Я должен настичь ее: это не папаха, это враг.
Я крепче сжимаю шашку — и вдруг все проваливается.
Ни бойцов, ни лошадей, ни папахи…
Рука больше не сжимает шашки.
Вокруг никого…
Но никакими усилиями мне не удается ослабить бег. Меня бросили и товарищи-бойцы и командир.
Я не сомневаюсь, что на дне бездны острые камни, и они разорвут в клочья мое тело.
Сколько времени продолжается этот стремительных полет? Минута, века?..
Я не знаю…
Сильно ударяюсь о что-то твердое…
Мне холодно. Я лежу в грязи. Все мое тело, все поры насквозь пропитаны грязью. Липкая, холодная, она пластами накатывается на грудь. Я задыхаюсь…
Хочется выть от тоски, громко вопить о спасении. Но из горла судорожно выталкиваются короткие лающие стоны.
Я пугаюсь их и умолкаю.
Черной тушью залито небо. Окружающие предметы принимают фантастические очертания. Безгласно и немо вокруг. Воспаленными глазами впиваюсь во мрак и начинаю явственно различать рядом с собой чьи-то до боли знакомые черты.

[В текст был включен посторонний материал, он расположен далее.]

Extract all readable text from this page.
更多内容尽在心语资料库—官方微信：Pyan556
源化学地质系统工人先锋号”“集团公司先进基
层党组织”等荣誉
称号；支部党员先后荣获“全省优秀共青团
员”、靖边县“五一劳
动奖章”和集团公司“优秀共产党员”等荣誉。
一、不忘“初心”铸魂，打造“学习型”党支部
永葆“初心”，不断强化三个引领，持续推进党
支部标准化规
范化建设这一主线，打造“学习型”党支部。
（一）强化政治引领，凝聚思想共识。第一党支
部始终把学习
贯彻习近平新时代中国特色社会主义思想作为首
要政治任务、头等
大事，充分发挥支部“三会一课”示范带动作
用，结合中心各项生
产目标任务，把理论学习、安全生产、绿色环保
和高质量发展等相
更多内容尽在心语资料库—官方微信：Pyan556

Кому может принадлежать это поросшее жесткой щетиной и залепленное бурой грязью лицо?
Странное оно и страшное. Я пытаюсь подняться, но острая боль иглой прошивает меня насквозь, и я остаюсь прикованным к месту.
— Может быть, ты враг, — повернись ко мне, я не боюсь тебя… Быть может, ты друг, — помоги…
Мои неслышно шевелящиеся губы не в состоянии произнести ни одного звука.
Неподвижная чернота ночи постепенно раздвигается. Я снова пытаюсь распознать лицо соседа. Мое внимание отвлекают вещи такие знакомые и вместе с тем простые, как штык или солдатский котелок.
Внезапная догадка молнией прорезает сознание: ведь это мертвая голова калмыка, а рядом с ней его великолепная черная папаха.
Мне больно. Больней, чем от ран…
Федька, ты нашел свое последнее пристанище в этом болоте!
Твоя несравненная папаха, украшение нашего эскадрона, больше не будет взвиваться над твоим непокорным чубом. Ты ею дорожил и гордился больше, чем своим вороным конем.
Когда, бывало, после сорокаверстных утомительных переходов мы на лету занимали сонные польские городишки, ты торопливо прилаживал к папахе пышный красный бант, горделиво озираясь по сторонам.
Ты победоносно прошел с нею Голодную степь, вместе с нею отыгрывался в кубанских плавнях, уберег от беспризорных на Воронежском вокзале и, простреленную петлюровскими гайдамаками в Киеве, сумел донести ее до места своего вечного успокоения на этом загаженном клочке земли.
Федька, я не хочу здесь лежать. Мне необходимо встать, не допустить поругания над твоим бездыханным телом. Ты был честным бойцом революции. Тебя надлежит схоронить с воинскими почестями и над могилой твоей насыпать высокий холм.